C vitamini iki gramdan fazla alındığında karın ağrısı, bulantı ve kusma şeklinde kendini gösterir. Uzun süreli ve yüksek doz kullanımı böbrek taşı oluşumuna yol açabilir. Bir diğer olası yan etkisi demir preparatı kullanan hastalarda demir yüklenmesine neden olmasıdır. 1 gramın üzerinde alımlarda, idrardan bakılan şeker ölçümlerini bozar. Ayrıca bazı enzim eksikliği olan hastalarda kan hücrelerinin yıkımına neden olabilir.

D vitamini fazlalığı; kanda kalsiyum yükselmesine, böbrek hastalıklarına, damar sorunlarına, böbrek taşlarına neden olabilir. D vitamini zehirlenmesinin neden olduğu böbrek yetmezliği ya da kalp yetmezliği sonucu ölüm dahi ortaya çıkabilir.

E vitamini fazla alındığında ise kanın pıhtılaşmasını önlüyor. Özellikle kan sulandırıcı ilaç kullanan hastalara önerilmiyor.

F vitamini fazla alındığında ise vücuttaki yaraların geç iyileşmesine ve yorgunluk hissedilmesine sebep olabilir.

K vitamini fazlalığı da kanın pıhtılaşmasında problemler yaratabilir.

B6 vitamini fazlalığı ise ayaklarda uyuşma ve ellerde his kaybına neden olabilir.

 

Yorgunluk, bulantı ve ağrı varsa..

 

Kandaki kalsiyum miktarının yüksek olması da tehlikeli. Kalsiyum hayati fonksiyonlarımızın devamını sağlayan bir mineral. Normalde kandaki kalsiyum miktarı yüzde 9-11 mg arasında. Çok su içmek ve çok idrara çıkmak önemli bir kalsiyum fazlalığı bulgusu. Bulantı, kusma, aşırı yorgunluk, bitkinlik, kemik ağrıları diğer yakınmalardan. Böbrek taşları oluşabilir. İlerlemiş vakalarda yüksek tansiyon, kalp ritim bozukluğu, gastrit, kabızlık ve depresyon görülür. Bir başka dikkat edilmesi gereken nokta da vitamin mineral dengesi. “Vitamin eksikliğinde vücudumuz mineralleri sınırlı kullanabilir. Mineral eksikliğinde de vitaminlerin yararı azalır. Bu nedenle vitaminlerle mineraller arasında bir denge kurulması gerekir. Mineral eksikliği pek çok hayati fonksiyonun aksamasına ve ciddi sağlık sorunlarına neden olur. Mineral fazlalığı da çeşitli sağlık sorunlarına yol açabilir.” diyor Erol.

 

Nasıl kullanmalı?

 

-Büyüme çağında, hamilelikte, yaşlılıkta, kronik hastalığı olanlarda eksikliği saptanan vitaminler doktor tavsiyesi alınarak kullanılmalı.
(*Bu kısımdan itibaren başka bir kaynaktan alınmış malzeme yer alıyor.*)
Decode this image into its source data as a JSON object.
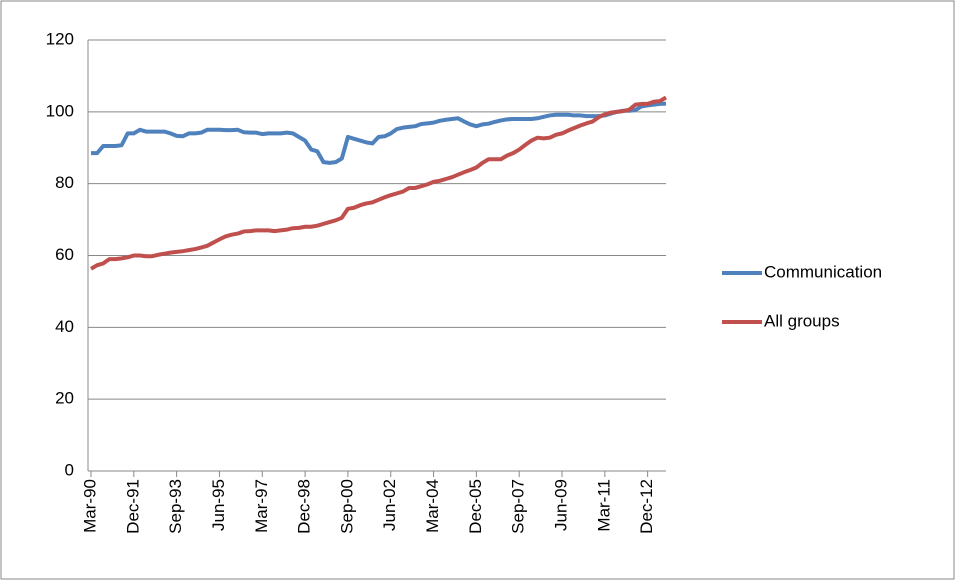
{
  "chart_data": {
    "type": "line",
    "categories": [
      "Mar-90",
      null,
      null,
      null,
      null,
      null,
      null,
      "Dec-91",
      null,
      null,
      null,
      null,
      null,
      null,
      "Sep-93",
      null,
      null,
      null,
      null,
      null,
      null,
      "Jun-95",
      null,
      null,
      null,
      null,
      null,
      null,
      "Mar-97",
      null,
      null,
      null,
      null,
      null,
      null,
      "Dec-98",
      null,
      null,
      null,
      null,
      null,
      null,
      "Sep-00",
      null,
      null,
      null,
      null,
      null,
      null,
      "Jun-02",
      null,
      null,
      null,
      null,
      null,
      null,
      "Mar-04",
      null,
      null,
      null,
      null,
      null,
      null,
      "Dec-05",
      null,
      null,
      null,
      null,
      null,
      null,
      "Sep-07",
      null,
      null,
      null,
      null,
      null,
      null,
      "Jun-09",
      null,
      null,
      null,
      null,
      null,
      null,
      "Mar-11",
      null,
      null,
      null,
      null,
      null,
      null,
      "Dec-12",
      null,
      null,
      null
    ],
    "series": [
      {
        "name": "Communication",
        "color": "#4f81bd",
        "values": [
          88.5,
          88.5,
          90.5,
          90.5,
          90.5,
          90.7,
          94,
          94,
          95,
          94.5,
          94.5,
          94.5,
          94.5,
          94,
          93.3,
          93.2,
          94,
          94,
          94.2,
          95,
          95,
          95,
          94.9,
          94.9,
          95,
          94.3,
          94.2,
          94.2,
          93.8,
          94,
          94,
          94,
          94.2,
          94,
          93,
          92,
          89.5,
          89,
          86,
          85.8,
          86,
          87,
          93,
          92.5,
          92,
          91.5,
          91.2,
          93,
          93.2,
          94,
          95.2,
          95.6,
          95.8,
          96,
          96.6,
          96.8,
          97,
          97.5,
          97.8,
          98,
          98.2,
          97.3,
          96.5,
          96,
          96.5,
          96.7,
          97.2,
          97.6,
          97.9,
          98,
          98,
          98,
          98,
          98.2,
          98.6,
          99,
          99.2,
          99.2,
          99.2,
          99,
          99,
          98.8,
          98.8,
          98.8,
          99,
          99.5,
          100,
          100.3,
          100.3,
          100.5,
          101.5,
          101.8,
          102,
          102.2,
          102.3
        ]
      },
      {
        "name": "All groups",
        "color": "#c0504d",
        "values": [
          56.3,
          57.3,
          57.8,
          59,
          59,
          59.2,
          59.5,
          60,
          60,
          59.8,
          59.8,
          60.2,
          60.5,
          60.8,
          61,
          61.2,
          61.5,
          61.8,
          62.2,
          62.7,
          63.6,
          64.5,
          65.3,
          65.8,
          66.1,
          66.7,
          66.8,
          67,
          67,
          67,
          66.8,
          67,
          67.2,
          67.6,
          67.7,
          68,
          68,
          68.3,
          68.8,
          69.3,
          69.8,
          70.5,
          73,
          73.3,
          74,
          74.5,
          74.8,
          75.5,
          76.2,
          76.8,
          77.3,
          77.8,
          78.8,
          78.8,
          79.3,
          79.8,
          80.5,
          80.8,
          81.3,
          81.8,
          82.5,
          83.2,
          83.8,
          84.5,
          85.8,
          86.8,
          86.8,
          86.8,
          87.8,
          88.5,
          89.5,
          90.8,
          92,
          92.8,
          92.6,
          92.8,
          93.6,
          94,
          94.8,
          95.5,
          96.2,
          96.8,
          97.3,
          98.5,
          99.3,
          99.8,
          100,
          100.2,
          100.6,
          102,
          102.2,
          102.2,
          102.8,
          103,
          104
        ]
      }
    ],
    "ylim": [
      0,
      120
    ],
    "yticks": [
      0,
      20,
      40,
      60,
      80,
      100,
      120
    ],
    "grid": true,
    "legend": "right"
  }
}
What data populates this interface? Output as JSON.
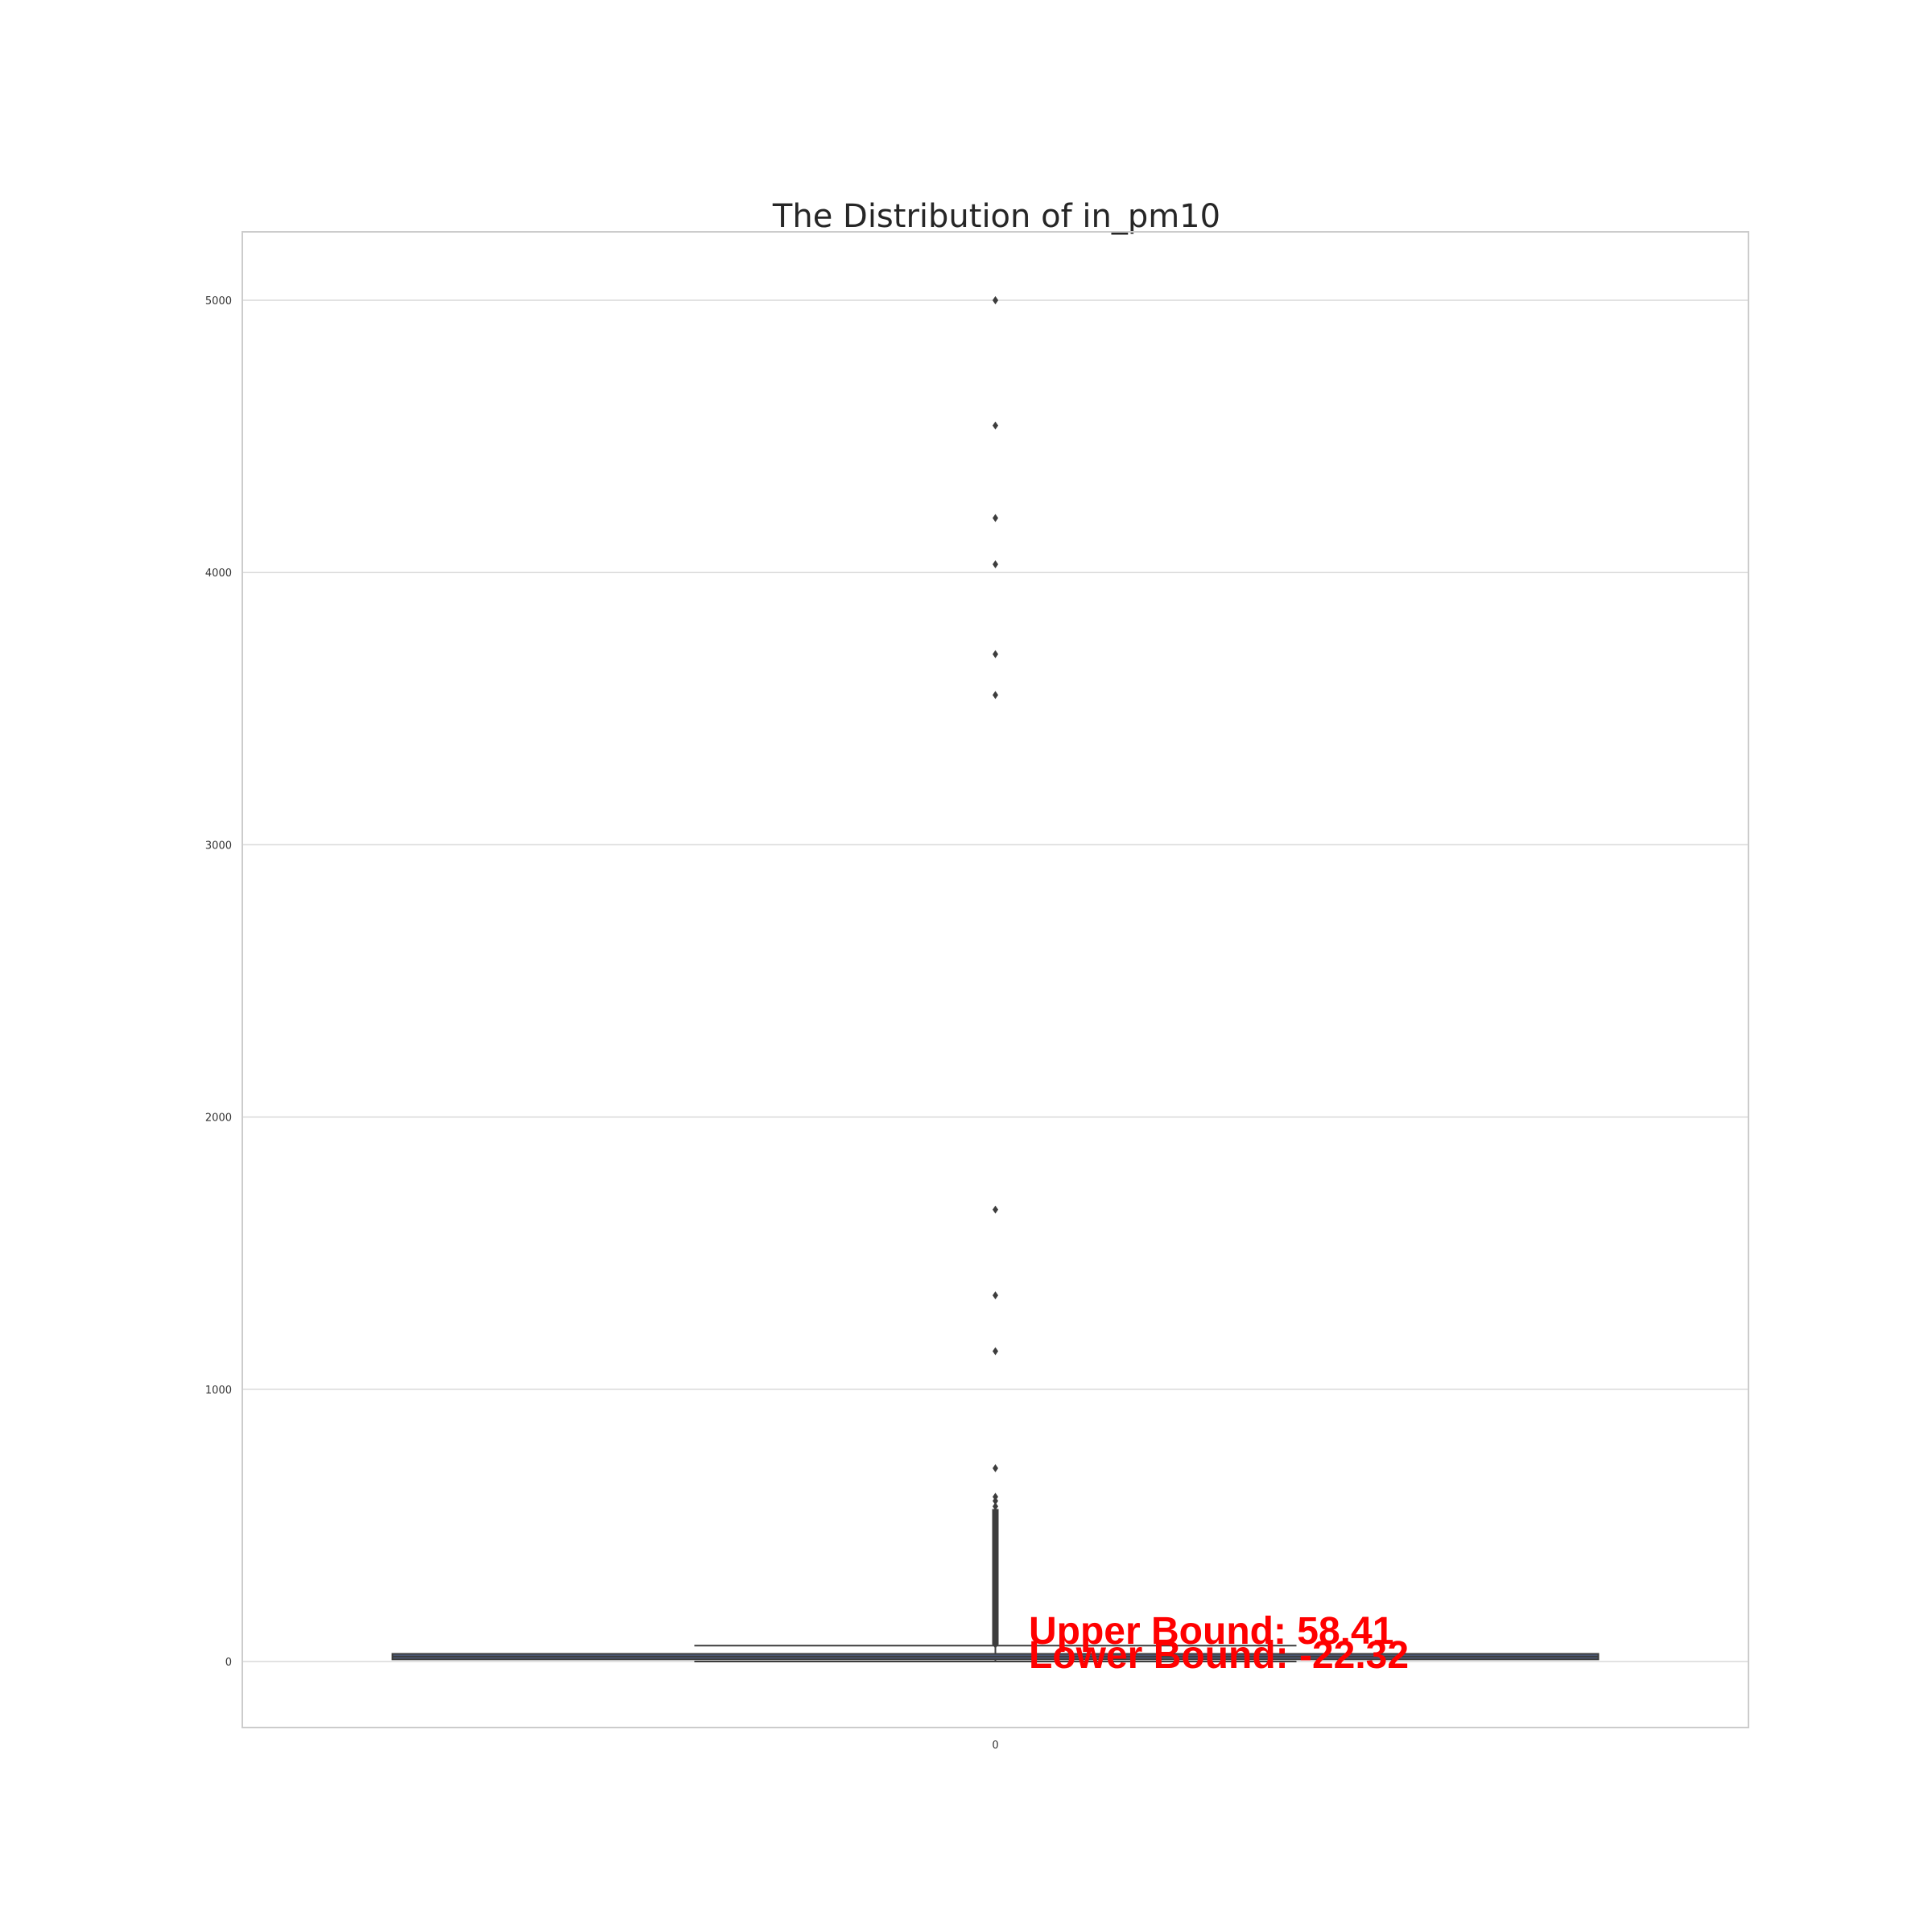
{
  "chart_data": {
    "type": "box",
    "title": "The Distribution of in_pm10",
    "xlabel": "",
    "ylabel": "",
    "categories": [
      "0"
    ],
    "ylim": [
      -250,
      5250
    ],
    "yticks": [
      0,
      1000,
      2000,
      3000,
      4000,
      5000
    ],
    "grid": "horizontal",
    "box": {
      "q1": 7.9,
      "median": 18,
      "q3": 28.2,
      "whisker_low": 0,
      "whisker_high": 58.41
    },
    "outliers": [
      5000,
      5000,
      4540,
      4200,
      4030,
      3700,
      3550,
      1660,
      1345,
      1140,
      710,
      605,
      590,
      570,
      550,
      520,
      500,
      480,
      460,
      440,
      420,
      400,
      380,
      360,
      340,
      320,
      300,
      280,
      260,
      240,
      220,
      200,
      185,
      170,
      155,
      140,
      125,
      110,
      95,
      80,
      70,
      62
    ],
    "annotations": [
      {
        "label": "Upper Bound: 58.41",
        "value": 58.41
      },
      {
        "label": "Lower Bound: -22.32",
        "value": -22.32
      }
    ],
    "colors": {
      "box_fill": "#4c5a7a",
      "box_edge": "#3d3d3d",
      "outlier": "#3d3d3d",
      "grid": "#d9d9d9",
      "frame": "#cccccc",
      "annotation": "#ff0000"
    }
  }
}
-Genetik yapıların  farklı olması, yaşam tarzı, yaş ve kilo gibi kişiye özgü özelliklerin farklı olması nedeniyle ihtiyaç duyulan miktar kişiden kişiye farklılık gösterir.

-C vitamini yüksek dozda ve uzun süre alındığında böbreklerde taş oluşturur. (Vitamin C’nin günlük alınması gerekli miktarı yetişkinler için günde 50-75 mg.)

-Hamile kalmaya karar verildiği andan itibaren folik asit, demir ve D vitamini kullanmaya başlanmalı. Bütün ihtiyacı besinlerle karşılamaya çalışmak annenin fazla kilo almasına da neden olabilir.

-Kalsiyum emilmesi ve vücut tarafından tam olarak kullanılabilmesi için D vitamini ile birlikte alınmalı.